A partir de cette situation, la question de la responsabilité se réduit assez vite à celle du choix : il s’agit de demander au groupe de désigner en son sein le coupable, celui qui devra être éliminé. Mais cette situation initiale se dédouble et se duplique dans des reproductions inattendues : trouver celui qui dans un groupe de collégiens sera puni pour la faute collective, trouver le doigt qu’il faut retrancher à la main à six doigts obsessionnellement peinte par un malade, trouver celui que l’on mangera dans un groupe de naufragés, trouver celui qui devra quitter un groupe d’ouvriers exploités par un patron du Far West…
En entrelaçant soigneusement ces situations analogues mais toutes différentes, Thomas Gosselin se livre à une réflexion, dans deux sens au moins du terme : l’exercice de la pensée, et l’effet du reflet.

L’Humanité moins un est en effet un véritable exercice de problématisation : le livre tout entier, en parcourant les états différents du problème qui s’incarnent dans chaque groupe de personnages, explore et déploie la question du choix, de la responsabilité, et de l’identité individuelle de chacun (ainsi Dimitri le frère malade d’un des narrateurs refuse de parler autre chose que son propre langage idiosyncrasique, pour ne pas se confondre avec tous les autres locuteurs possibles). Le problème se creuse, s’approfondit, et les tentatives des différents personnages se répondent sans jamais se résoudre.
Le reflet des situations mime narrativement l’exercice de la pensée, la même difficulté s’incarnant dans des cas et sous des angles différents — tout l’art de l’auteur consistant alors à ménager des transitions et des enchaînements invisibles, estompant la cohérence narrative de chaque récit au profit du déploiement autonome du problème initial.
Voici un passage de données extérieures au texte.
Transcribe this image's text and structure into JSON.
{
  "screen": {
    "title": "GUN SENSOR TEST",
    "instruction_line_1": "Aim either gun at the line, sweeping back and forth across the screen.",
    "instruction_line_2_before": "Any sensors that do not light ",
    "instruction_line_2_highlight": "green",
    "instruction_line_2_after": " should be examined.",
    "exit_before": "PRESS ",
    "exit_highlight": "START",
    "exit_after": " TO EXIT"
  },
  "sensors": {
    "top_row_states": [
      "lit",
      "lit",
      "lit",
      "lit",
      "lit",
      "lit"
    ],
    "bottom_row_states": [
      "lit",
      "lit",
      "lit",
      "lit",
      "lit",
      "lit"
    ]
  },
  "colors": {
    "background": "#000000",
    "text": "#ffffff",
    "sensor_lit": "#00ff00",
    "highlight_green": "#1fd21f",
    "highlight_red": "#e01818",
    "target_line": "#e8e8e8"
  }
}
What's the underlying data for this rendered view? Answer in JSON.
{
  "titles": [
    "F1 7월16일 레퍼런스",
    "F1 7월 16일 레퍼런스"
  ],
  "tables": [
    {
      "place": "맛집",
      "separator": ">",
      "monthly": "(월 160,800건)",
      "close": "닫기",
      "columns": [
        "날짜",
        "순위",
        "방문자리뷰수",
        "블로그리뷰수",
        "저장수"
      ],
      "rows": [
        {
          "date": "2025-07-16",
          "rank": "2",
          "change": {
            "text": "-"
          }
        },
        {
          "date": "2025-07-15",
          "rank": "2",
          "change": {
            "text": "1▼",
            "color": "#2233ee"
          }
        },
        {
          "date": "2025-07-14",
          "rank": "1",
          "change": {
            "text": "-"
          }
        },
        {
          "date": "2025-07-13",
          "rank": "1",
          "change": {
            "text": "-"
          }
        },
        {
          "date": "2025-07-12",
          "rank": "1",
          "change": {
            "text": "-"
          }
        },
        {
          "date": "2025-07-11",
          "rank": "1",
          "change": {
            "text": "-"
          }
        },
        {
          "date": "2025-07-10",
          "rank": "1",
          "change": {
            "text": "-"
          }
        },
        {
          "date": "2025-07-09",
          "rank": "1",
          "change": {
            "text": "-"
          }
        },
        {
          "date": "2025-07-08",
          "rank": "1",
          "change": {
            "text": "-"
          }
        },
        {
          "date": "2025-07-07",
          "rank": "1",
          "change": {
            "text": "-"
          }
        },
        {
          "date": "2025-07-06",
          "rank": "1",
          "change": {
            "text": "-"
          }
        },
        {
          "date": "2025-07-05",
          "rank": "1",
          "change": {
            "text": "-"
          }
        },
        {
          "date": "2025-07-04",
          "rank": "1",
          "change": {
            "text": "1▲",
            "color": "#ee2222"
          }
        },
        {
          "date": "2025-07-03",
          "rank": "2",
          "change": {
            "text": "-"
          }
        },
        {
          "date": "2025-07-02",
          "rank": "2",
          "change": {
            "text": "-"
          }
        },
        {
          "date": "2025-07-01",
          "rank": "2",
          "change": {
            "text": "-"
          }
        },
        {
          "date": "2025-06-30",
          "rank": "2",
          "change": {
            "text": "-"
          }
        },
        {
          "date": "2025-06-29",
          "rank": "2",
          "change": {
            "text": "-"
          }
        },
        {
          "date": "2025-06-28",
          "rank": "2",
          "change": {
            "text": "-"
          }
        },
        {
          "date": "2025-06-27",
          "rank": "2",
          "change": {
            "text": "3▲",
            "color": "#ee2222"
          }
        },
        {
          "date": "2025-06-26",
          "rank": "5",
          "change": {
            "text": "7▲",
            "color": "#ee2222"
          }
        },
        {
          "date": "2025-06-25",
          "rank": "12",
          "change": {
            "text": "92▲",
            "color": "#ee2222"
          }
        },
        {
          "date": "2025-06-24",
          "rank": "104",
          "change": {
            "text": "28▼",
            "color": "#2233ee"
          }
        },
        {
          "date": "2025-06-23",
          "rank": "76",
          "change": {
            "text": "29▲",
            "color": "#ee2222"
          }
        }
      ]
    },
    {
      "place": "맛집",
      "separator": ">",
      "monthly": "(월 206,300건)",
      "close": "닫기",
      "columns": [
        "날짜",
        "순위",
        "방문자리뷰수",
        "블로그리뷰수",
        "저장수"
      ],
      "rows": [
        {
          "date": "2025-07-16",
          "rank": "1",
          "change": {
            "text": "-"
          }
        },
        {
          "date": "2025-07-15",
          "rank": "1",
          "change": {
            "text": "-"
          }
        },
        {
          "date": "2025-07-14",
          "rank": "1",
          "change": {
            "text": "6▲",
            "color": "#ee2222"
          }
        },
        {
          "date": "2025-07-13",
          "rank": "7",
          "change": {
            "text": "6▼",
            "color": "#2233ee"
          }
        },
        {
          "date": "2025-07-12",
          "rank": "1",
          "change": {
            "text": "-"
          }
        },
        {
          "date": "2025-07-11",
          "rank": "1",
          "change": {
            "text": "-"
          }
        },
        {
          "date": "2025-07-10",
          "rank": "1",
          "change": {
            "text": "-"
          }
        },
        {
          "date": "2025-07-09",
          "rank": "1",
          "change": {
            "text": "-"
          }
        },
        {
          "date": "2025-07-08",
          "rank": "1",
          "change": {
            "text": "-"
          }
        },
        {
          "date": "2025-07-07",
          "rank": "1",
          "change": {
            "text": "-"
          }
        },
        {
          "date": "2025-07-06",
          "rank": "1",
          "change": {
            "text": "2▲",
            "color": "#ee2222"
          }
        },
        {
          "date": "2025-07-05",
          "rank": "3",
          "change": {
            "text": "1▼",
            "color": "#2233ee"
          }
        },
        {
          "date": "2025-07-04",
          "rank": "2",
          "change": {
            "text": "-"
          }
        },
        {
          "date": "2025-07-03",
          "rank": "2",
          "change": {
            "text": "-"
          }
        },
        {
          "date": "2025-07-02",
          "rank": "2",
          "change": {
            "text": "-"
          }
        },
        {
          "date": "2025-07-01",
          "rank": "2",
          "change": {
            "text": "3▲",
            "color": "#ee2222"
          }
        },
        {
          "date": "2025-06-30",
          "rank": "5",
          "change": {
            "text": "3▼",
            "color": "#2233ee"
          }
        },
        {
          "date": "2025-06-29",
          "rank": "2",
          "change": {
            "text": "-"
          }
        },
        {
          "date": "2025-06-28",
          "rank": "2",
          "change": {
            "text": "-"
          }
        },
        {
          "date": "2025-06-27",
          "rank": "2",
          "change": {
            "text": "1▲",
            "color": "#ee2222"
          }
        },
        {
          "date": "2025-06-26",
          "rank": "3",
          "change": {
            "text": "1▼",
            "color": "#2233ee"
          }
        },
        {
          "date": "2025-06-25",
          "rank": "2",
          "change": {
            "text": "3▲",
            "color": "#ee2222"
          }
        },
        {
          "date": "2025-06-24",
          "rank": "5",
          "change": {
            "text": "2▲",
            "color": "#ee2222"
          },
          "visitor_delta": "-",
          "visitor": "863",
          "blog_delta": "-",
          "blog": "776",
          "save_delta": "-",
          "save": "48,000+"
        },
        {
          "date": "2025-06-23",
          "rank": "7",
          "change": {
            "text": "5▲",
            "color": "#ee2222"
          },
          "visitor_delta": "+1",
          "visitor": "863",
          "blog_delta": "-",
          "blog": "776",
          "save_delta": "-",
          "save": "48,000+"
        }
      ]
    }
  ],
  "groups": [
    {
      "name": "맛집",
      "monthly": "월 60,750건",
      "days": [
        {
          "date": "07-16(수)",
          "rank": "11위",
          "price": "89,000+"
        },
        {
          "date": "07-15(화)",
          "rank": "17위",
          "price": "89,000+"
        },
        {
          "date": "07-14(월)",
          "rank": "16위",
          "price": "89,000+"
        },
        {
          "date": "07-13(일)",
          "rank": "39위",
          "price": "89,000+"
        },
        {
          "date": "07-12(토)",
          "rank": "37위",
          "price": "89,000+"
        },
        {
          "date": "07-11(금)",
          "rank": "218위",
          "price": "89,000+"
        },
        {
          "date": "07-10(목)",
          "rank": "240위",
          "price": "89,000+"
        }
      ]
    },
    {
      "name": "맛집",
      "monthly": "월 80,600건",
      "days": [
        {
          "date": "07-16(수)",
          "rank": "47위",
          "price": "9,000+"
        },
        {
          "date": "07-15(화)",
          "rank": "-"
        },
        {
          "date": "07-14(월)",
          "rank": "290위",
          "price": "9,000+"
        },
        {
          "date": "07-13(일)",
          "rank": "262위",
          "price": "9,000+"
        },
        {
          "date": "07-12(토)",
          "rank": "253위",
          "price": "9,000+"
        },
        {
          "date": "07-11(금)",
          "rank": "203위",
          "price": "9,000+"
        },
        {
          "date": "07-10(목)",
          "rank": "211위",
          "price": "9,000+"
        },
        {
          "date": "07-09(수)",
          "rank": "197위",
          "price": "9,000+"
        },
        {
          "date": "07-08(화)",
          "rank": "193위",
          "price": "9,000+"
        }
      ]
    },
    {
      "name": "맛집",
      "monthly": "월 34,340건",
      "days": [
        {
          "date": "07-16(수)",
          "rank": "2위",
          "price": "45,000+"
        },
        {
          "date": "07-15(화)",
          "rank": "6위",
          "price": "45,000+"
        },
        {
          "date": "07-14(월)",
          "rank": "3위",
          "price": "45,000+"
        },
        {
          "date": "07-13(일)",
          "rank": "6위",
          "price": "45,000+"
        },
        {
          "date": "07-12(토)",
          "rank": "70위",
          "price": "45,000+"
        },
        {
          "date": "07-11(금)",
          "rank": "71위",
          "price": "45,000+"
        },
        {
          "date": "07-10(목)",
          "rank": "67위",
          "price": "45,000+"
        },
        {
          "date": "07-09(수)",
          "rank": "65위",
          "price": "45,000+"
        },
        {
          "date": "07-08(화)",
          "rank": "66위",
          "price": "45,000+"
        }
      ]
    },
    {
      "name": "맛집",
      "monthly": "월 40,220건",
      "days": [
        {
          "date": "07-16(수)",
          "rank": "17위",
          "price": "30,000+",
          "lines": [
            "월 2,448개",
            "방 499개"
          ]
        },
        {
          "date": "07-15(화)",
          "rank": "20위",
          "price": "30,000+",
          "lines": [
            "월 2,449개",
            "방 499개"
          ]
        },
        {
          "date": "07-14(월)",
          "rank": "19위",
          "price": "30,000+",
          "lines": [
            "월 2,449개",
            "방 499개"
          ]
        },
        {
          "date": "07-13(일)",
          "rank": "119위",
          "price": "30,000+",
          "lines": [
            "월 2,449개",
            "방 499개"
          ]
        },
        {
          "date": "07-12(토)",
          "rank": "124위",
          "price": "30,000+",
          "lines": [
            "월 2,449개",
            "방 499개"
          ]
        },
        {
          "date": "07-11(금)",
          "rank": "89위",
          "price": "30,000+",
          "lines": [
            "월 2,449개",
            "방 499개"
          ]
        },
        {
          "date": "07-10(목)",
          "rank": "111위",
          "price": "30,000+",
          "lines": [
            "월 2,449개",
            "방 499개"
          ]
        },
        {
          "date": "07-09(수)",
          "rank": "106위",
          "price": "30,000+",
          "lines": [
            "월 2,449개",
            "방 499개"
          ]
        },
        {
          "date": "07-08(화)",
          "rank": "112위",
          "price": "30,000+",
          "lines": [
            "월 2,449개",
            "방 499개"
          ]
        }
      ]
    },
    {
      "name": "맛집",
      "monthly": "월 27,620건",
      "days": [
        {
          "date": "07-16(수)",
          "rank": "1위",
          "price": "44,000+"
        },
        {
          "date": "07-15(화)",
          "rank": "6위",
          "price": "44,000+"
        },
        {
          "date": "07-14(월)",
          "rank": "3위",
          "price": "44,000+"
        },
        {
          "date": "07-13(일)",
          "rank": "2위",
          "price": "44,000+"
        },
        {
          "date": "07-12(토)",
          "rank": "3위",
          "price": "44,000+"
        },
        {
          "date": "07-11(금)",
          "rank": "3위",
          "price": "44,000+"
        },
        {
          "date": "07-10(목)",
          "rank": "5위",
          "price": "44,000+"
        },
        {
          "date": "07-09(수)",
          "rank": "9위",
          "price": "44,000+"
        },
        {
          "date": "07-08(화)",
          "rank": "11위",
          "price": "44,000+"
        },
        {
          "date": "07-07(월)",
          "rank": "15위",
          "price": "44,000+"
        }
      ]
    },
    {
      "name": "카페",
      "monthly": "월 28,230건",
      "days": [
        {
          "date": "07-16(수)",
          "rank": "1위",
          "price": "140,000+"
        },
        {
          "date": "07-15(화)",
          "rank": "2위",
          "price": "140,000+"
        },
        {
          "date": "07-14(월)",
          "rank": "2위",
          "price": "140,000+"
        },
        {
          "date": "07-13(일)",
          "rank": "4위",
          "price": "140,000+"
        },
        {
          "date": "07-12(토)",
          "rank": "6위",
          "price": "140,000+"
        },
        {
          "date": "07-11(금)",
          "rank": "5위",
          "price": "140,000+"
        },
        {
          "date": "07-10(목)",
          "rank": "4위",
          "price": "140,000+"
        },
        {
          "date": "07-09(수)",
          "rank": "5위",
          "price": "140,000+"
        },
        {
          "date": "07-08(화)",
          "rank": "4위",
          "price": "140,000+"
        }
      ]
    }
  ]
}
Ainsi la question (la faute à qui ? qui doit être éliminé ?) devient le vrai sujet du récit, obsédante comme une ritournelle, seule constante d’un monde de répliques et de déplacements permanents.

Et c’est en effet le discours qui fait la véritable unité de l’album, et son véritable objet : comme le dit un des narrateurs, «lorsque toi ou moi nous prononçons tel mot, ou que nous commettons telle action, nous ne faisons plus qu’Un avec tous ceux qui ont dit, disent ou diront ce même mot, font ou feront cette même action». Ainsi les visages anguleux et déformés, les postures désarticulées, les décors mêmes de ce noir et blanc faussement esquissé (qui rappelle fortement Vanoli) ne sont plus que les apparences superficielle de la même enquête aux allures oniriques.
La mécanique du récit abolit lentement la liberté des personnages, qui se débattent mollement dans ces apories et ces questionnements, déployant leurs gesticulations comme chorégraphie de cette méditation graphique inédite.